Power tools for junior
Power tools for junior

Pictures are louder than words. Just take a look at The 8 Most Wildly Irresponsible Vintage Toys. Last in this list is the “Atomic Energy Lab” which brings us to:

Recreational uses of radio active materials

I love micro-mechanics and there’s nothing more lovable about it than mechanical watches. There is a magic in listening to the ticking sound of a mechanical movement while observing the seconds hand sweep smoothly above the dial. You can even do it the dark because modern watches use super luminova to illuminate watch dial markings and hands.

But it was not always like that. Before super luminova watches used Tritium and before that … Radium.

Swiss Military Watch Commander model with tritium-illuminated face
Swiss Military Watch Commander model with tritium-illuminated face
Radium watch hands under ultraviolet light
Radium watch hands under ultraviolet light

I am stretching dangerously beyond my field here but from what I gather, Tritium, a radio-active material, needs to be handled very carefully. Radium is downright dangerous. I mean “you are going to die” dangerous. Just read a bit about what happened to the “Radium Girls” who used to apply radium on watch dials in an assembly line in the ’20s.

Radium girls
Radium girls

But we are not done yet. Remember the title of the section is “Recreational uses of radio active materials”. Watch dials are just the tip of the iceberg. It’s more of a useful than a recreational thing to be able to read the time in the dark (with some exceptions). Could society stomach the dangers for workers? Who knows? It doesn’t really matter because there are these other uses, that were truly recreational (in the beginning at least) for which I hope the answer is pretty clear. Here goes the list:

  • Radium chocolate
  • Radium water
  • Radium toothpaste
  • Radium spa
Radium Schokolade
Radium Schokolade

Details and imagery at 9 Ways People Used Radium Before We Understood the Risks.

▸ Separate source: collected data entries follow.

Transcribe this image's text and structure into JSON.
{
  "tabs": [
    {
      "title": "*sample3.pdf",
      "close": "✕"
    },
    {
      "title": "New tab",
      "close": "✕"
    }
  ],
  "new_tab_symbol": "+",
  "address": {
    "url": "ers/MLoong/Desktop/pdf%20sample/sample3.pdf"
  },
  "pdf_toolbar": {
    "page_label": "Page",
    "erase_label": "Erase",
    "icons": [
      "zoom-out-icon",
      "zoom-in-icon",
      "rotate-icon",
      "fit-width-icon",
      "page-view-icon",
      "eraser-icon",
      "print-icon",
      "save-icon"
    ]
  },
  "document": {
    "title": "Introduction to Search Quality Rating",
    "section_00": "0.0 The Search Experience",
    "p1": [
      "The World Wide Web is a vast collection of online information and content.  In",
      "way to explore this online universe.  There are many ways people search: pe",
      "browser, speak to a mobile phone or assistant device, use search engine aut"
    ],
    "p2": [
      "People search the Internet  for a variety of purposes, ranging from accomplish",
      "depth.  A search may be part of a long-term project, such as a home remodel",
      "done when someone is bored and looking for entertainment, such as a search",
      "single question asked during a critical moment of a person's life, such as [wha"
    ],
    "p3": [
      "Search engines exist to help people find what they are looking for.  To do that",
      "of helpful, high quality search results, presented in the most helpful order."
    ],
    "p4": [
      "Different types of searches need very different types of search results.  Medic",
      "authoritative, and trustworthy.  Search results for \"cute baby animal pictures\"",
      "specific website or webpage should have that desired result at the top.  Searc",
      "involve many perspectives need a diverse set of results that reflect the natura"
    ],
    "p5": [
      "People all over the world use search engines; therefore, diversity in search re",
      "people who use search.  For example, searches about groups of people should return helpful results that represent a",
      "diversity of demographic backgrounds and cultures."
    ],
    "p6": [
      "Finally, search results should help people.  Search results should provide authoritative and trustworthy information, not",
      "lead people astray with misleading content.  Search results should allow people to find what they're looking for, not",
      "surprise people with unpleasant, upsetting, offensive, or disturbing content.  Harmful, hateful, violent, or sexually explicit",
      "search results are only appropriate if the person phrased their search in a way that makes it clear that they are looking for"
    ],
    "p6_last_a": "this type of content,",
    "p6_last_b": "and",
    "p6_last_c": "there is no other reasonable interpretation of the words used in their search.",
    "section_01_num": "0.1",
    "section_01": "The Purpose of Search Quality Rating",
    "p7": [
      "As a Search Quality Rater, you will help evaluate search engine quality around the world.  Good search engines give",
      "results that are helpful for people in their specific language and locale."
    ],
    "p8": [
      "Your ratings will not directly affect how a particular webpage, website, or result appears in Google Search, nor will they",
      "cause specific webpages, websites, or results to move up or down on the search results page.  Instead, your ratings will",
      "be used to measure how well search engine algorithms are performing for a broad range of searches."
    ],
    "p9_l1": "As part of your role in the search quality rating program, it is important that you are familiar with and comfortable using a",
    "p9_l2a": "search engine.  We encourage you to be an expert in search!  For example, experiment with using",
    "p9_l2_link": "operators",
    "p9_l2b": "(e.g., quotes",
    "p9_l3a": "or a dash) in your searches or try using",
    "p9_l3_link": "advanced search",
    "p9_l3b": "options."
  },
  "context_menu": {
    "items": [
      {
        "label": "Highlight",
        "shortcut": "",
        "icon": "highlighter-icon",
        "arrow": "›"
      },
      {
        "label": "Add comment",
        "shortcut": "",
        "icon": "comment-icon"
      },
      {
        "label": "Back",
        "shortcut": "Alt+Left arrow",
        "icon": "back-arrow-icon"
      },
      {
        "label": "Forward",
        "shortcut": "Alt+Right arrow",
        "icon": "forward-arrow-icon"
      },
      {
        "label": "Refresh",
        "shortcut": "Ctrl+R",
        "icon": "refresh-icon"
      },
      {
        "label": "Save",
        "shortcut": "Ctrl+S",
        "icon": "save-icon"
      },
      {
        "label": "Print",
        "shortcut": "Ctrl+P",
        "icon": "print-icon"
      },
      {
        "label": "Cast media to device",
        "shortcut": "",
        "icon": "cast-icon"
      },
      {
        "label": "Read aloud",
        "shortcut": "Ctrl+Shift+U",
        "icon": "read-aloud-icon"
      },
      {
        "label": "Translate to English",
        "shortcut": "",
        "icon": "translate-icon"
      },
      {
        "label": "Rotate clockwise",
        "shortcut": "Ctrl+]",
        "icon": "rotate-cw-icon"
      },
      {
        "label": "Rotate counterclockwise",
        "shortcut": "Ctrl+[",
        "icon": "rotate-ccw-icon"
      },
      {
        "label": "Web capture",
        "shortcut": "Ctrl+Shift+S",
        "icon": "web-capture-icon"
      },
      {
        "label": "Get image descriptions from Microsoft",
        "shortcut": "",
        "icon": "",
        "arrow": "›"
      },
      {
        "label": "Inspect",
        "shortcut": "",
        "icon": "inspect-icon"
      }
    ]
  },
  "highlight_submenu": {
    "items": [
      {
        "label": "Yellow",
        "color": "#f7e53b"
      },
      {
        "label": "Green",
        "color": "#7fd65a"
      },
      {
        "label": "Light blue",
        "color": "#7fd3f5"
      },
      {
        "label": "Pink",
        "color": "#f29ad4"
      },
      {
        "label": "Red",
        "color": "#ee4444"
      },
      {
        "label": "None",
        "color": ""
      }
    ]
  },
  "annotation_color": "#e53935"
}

Anyhow, I can go on for hours on this, talk about car safety belts, car seat headrests, balconies, furniture design etc but I think where I am getting at is clear: Societies evolve.

It takes some time and some pain but they evolve. Especially in our time with the ease at which information spreads, they evolve fast. Mark my words, it wont be long before we look back and laugh at the way we approached privacy in the happy days of the web.